# Interesting article



## Tony (Aug 10, 2022)

Thought this was a pretty good read for us woodworkers.









The Quirky History of the Osage Orange, Texas’s Ugliest Fruit


Once eaten by woolly mammoths, and later used by Indigenous Texans and settlers for its wood, this strange plant has spread from Texas across the country.




www.texasmonthly.com

Reactions: Like 4 | Informative 4


----------



## trc65 (Aug 10, 2022)

Thanks Tony, that was a good read! Never realized it originated in TX and spread from there.

Here in west central IL, I grew up with hedge apples, along with honey locust and multi flower rose. The “oldtimers" always called the area around here 'pucker brush'. Keeping the pasture clear was a regular summertime job for me after school let out. 

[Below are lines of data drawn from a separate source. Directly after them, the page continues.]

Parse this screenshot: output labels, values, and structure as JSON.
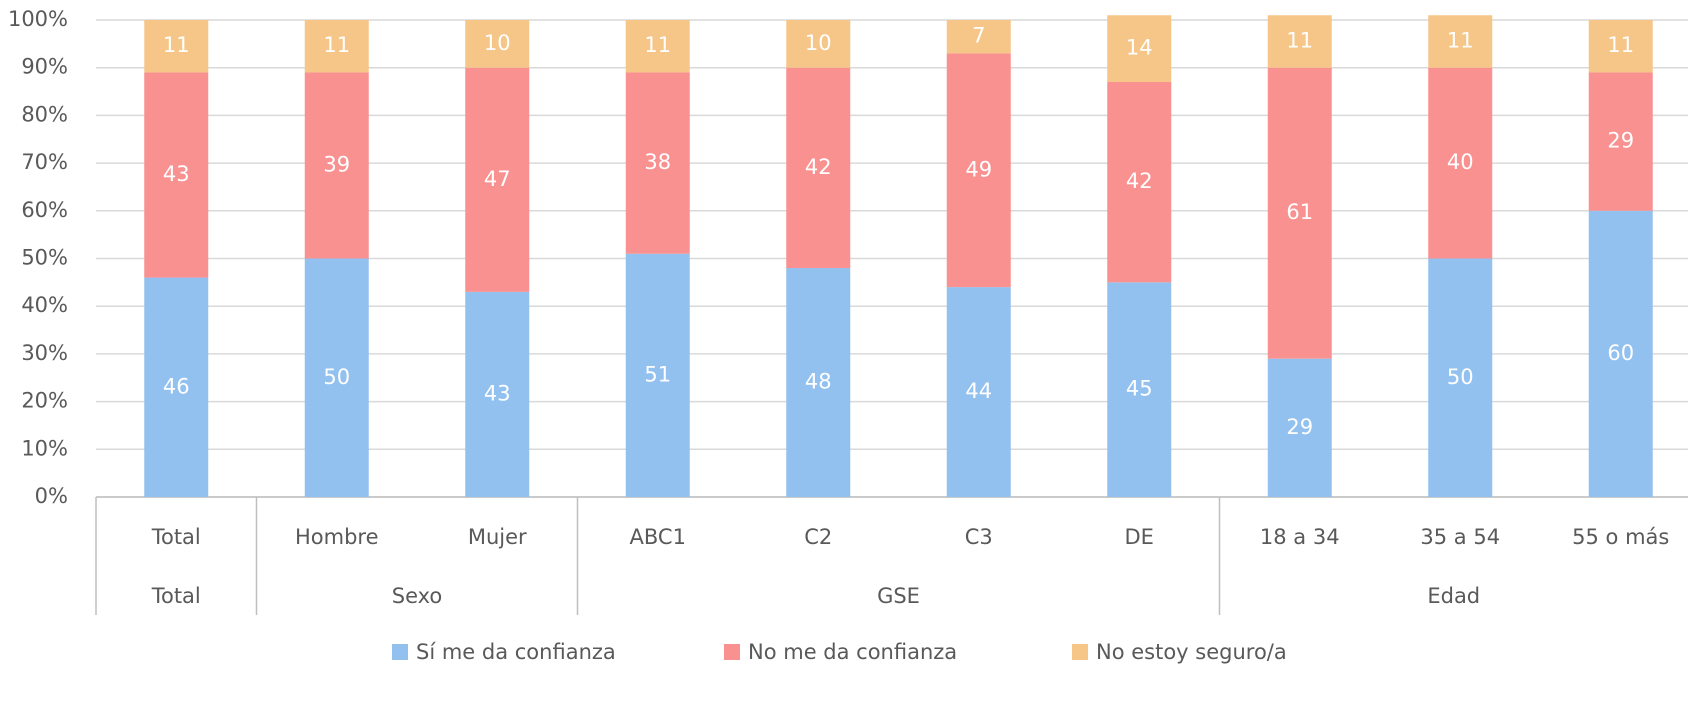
{
  "chart_data": {
    "type": "stacked_bar",
    "categories": [
      "Total",
      "Hombre",
      "Mujer",
      "ABC1",
      "C2",
      "C3",
      "DE",
      "18 a 34",
      "35 a 54",
      "55 o más"
    ],
    "groups": [
      {
        "name": "Total",
        "span": 1
      },
      {
        "name": "Sexo",
        "span": 2
      },
      {
        "name": "GSE",
        "span": 4
      },
      {
        "name": "Edad",
        "span": 3
      }
    ],
    "series": [
      {
        "name": "Sí me da confianza",
        "color": "#92c1f0",
        "values": [
          46,
          50,
          43,
          51,
          48,
          44,
          45,
          29,
          50,
          60
        ]
      },
      {
        "name": "No me da confianza",
        "color": "#f99191",
        "values": [
          43,
          39,
          47,
          38,
          42,
          49,
          42,
          61,
          40,
          29
        ]
      },
      {
        "name": "No estoy seguro/a",
        "color": "#f6c688",
        "values": [
          11,
          11,
          10,
          11,
          10,
          7,
          14,
          11,
          11,
          11
        ]
      }
    ],
    "ylim": [
      0,
      100
    ],
    "yticks": [
      {
        "value": 0,
        "label": "0%"
      },
      {
        "value": 10,
        "label": "10%"
      },
      {
        "value": 20,
        "label": "20%"
      },
      {
        "value": 30,
        "label": "30%"
      },
      {
        "value": 40,
        "label": "40%"
      },
      {
        "value": 50,
        "label": "50%"
      },
      {
        "value": 60,
        "label": "60%"
      },
      {
        "value": 70,
        "label": "70%"
      },
      {
        "value": 80,
        "label": "80%"
      },
      {
        "value": 90,
        "label": "90%"
      },
      {
        "value": 100,
        "label": "100%"
      }
    ],
    "grid": true,
    "legend": "bottom"
  }
}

None of our cattle would ever touch it, but squirrels were always disecting them for the seeds.

Reactions: Like 1


----------



## Nature Man (Aug 10, 2022)

When I lived in Redding, CA, I responded to a guy on Craigslist that wanted to remove an old standing OO tree in his yard. I took my chainsaw and loaded up my pickup with as much as I could carry. Gave some away for firewood to a friend, and kept a few chunks that I later sliced up into planks and blanks. It's a fantastic wood, but it is prone to cracking. Chuck

Reactions: Like 1


----------



## trc65 (Aug 10, 2022)

Way back when, we only cut it to clear the pasture and for fence posts. Still have sections of fence that are in good shape 40+ years after I helped Dad cut posts and install them.

Reactions: Agree 1 | Way Cool 3


----------



## ironman123 (Aug 11, 2022)

@Tony you are getting good at Copy/Paste. I will see you at SWAT. I called and made an order with Curtis at turntex. He will bring it to SWAT.
Leather Show this weekend at convention center upstairs. Classes downstairs.

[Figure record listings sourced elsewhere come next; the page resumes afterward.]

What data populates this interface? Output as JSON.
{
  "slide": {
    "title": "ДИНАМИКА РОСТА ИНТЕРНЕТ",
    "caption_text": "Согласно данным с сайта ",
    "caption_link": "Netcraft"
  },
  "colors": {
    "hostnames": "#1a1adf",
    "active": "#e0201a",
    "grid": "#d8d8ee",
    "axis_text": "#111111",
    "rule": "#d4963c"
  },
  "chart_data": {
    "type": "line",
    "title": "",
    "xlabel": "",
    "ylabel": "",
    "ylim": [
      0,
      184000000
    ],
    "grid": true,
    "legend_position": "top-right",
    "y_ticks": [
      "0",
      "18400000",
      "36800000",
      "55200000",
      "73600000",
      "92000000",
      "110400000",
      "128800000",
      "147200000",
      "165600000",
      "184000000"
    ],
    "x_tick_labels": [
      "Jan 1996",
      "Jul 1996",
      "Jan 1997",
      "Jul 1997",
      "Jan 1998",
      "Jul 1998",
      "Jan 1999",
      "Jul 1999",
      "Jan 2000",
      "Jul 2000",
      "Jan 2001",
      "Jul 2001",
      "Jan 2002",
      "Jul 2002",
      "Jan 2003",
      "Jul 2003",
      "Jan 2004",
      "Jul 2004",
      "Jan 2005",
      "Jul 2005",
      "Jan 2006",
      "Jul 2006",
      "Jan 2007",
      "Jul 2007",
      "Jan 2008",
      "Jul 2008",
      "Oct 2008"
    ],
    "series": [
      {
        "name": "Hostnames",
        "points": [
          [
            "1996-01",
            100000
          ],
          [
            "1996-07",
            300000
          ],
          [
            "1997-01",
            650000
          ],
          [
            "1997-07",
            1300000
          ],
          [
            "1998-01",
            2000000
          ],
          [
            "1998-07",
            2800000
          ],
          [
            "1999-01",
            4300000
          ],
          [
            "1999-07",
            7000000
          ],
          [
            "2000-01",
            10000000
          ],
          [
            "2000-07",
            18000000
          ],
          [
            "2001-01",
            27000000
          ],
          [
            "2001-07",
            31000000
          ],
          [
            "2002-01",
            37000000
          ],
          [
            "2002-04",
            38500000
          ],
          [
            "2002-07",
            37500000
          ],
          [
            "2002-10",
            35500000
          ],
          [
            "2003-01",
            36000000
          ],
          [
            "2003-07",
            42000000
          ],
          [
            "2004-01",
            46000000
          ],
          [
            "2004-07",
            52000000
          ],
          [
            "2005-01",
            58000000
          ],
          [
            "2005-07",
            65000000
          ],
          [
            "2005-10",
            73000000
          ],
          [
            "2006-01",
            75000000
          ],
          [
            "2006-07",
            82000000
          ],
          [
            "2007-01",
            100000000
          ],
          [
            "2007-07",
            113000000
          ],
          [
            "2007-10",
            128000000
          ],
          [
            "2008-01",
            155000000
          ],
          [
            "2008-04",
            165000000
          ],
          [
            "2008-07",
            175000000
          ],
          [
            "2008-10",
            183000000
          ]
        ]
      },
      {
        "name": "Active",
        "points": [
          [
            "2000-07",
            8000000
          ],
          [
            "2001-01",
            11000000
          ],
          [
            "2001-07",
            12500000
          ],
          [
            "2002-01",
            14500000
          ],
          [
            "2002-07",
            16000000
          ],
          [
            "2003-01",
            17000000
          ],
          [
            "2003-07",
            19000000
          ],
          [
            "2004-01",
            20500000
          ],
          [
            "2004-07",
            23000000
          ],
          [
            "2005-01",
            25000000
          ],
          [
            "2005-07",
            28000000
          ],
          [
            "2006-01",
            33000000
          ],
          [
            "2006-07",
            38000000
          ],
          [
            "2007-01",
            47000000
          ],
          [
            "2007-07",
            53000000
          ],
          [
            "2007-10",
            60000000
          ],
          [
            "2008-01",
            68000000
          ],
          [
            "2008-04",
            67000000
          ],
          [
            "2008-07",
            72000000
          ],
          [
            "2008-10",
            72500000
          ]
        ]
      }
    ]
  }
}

Yuo doing any stabilizing yet?


----------



## Tony (Aug 11, 2022)

ironman123 said:


> @Tony you are getting good at Copy/Paste. I will see you at SWAT. I called and made an order with Curtis at turntex. He will bring it to SWAT.
> Leather Show this weekend at convention center upstairs. Classes downstairs.
> 
> Yuo doing any stabilizing yet?


Thanks Ray! 

I still haven't done any yet, I might pick up some Cactus Juice from Curtis there.

Reactions: Like 1


----------



## ironman123 (Aug 11, 2022)

@Tony I bought me a new Toaster Oven at W-mart last night. I need to stabilize some of these blanks I have and try to move them along.
You haven't done any yet. Man how long has it been? You are s l o w.

Reactions: Funny 2


----------



## barry richardson (Aug 11, 2022)

Cool article, when I was a teenager I helped my dad take out an old fence row with hedge post. About a quarter mile worth. Dad eventually cut the post up for fire wood, I was amazed at all the weird green stuff mixed in (the parts of the posts that were below ground) This was way before I was into woodworking and the mineral-stained hedge craze, it all went up in smoke lol...

Reactions: Sincere 2


----------